Session affinity sends all requests from the same client to the same backend, if the backend is healthy and has capacity.

SSL Proxy Load Balancing offers client IP affinity, which forwards all requests from the same client IP address to the same backend.

If a backend becomes unhealthy, traffic is automatically redirected to healthy backends within the same region. If all backends within a region are unhealthy, traffic is distributed to healthy backends in other regions (Premium Tier only). If all backends are unhealthy, the load balancer drops traffic.

If you are building applications in Google Kubernetes Engine, you can use standalone NEGs to load balance traffic directly to containers. With standalone NEGs you are responsible for creating the Service object that creates the NEG, and then associating the NEG with the backend service so that the load balancer can connect to the Pods.

Related GKE documentation:

  • SSL proxy load balancers each have a single backend service resource. Changes to the backend service are not instantaneous. It can take several minutes for changes to propagate to Google Front Ends (GFEs).

  • SSL proxy load balancers do not support client certificate-based authentication, also known as mutual TLS authentication.
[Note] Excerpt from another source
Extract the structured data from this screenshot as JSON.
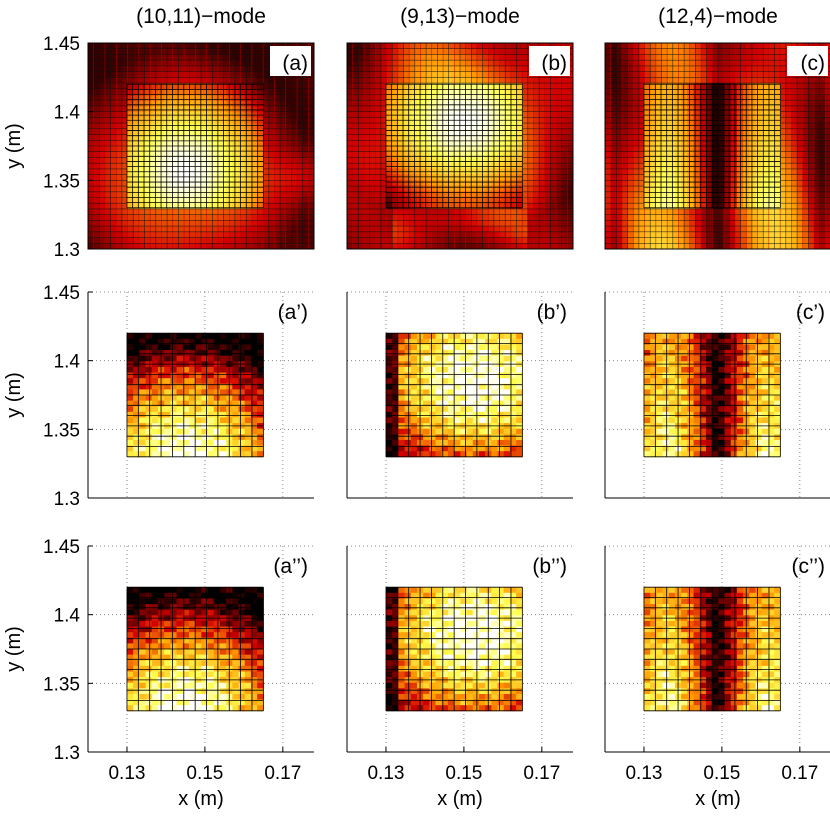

  • Although SSL Proxy Load Balancing can handle HTTPS traffic, we don't recommend this. You should instead use HTTP(S) Load Balancing for HTTPS traffic. HTTP(S) Load Balancing also does the following, which makes it a better choice in most cases:

    • Negotiates HTTP/2 and HTTP/3.
    • Rejects invalid HTTP requests or responses.
    • Forwards requests to different VMs based on URL host and path.
    • Integrates with Cloud CDN.
    • Spreads the request load more evenly among backend instances, providing better backend utilization. HTTPS load balances each request separately, whereas SSL Proxy Load Balancing sends all bytes from the same SSL or TCP connection to the same backend instance.
  • For SSL proxy load balancers with Google-managed SSL certificates, the frontend ports must include 443 for the certificates to be provisioned and renewed successfully.

    SSL Proxy Load Balancing can be used for other protocols that use SSL, such as WebSockets and IMAP over SSL.

  • SSL proxy load balancers support only lowercase characters in domains in a common name (CN) attribute or a subject alternative name (SAN) attribute of the certificate. Certificates with uppercase characters in domains are returned only when set as the primary certificate in the target proxy.

  • SSL proxy load balancers do not support VPC Network Peering.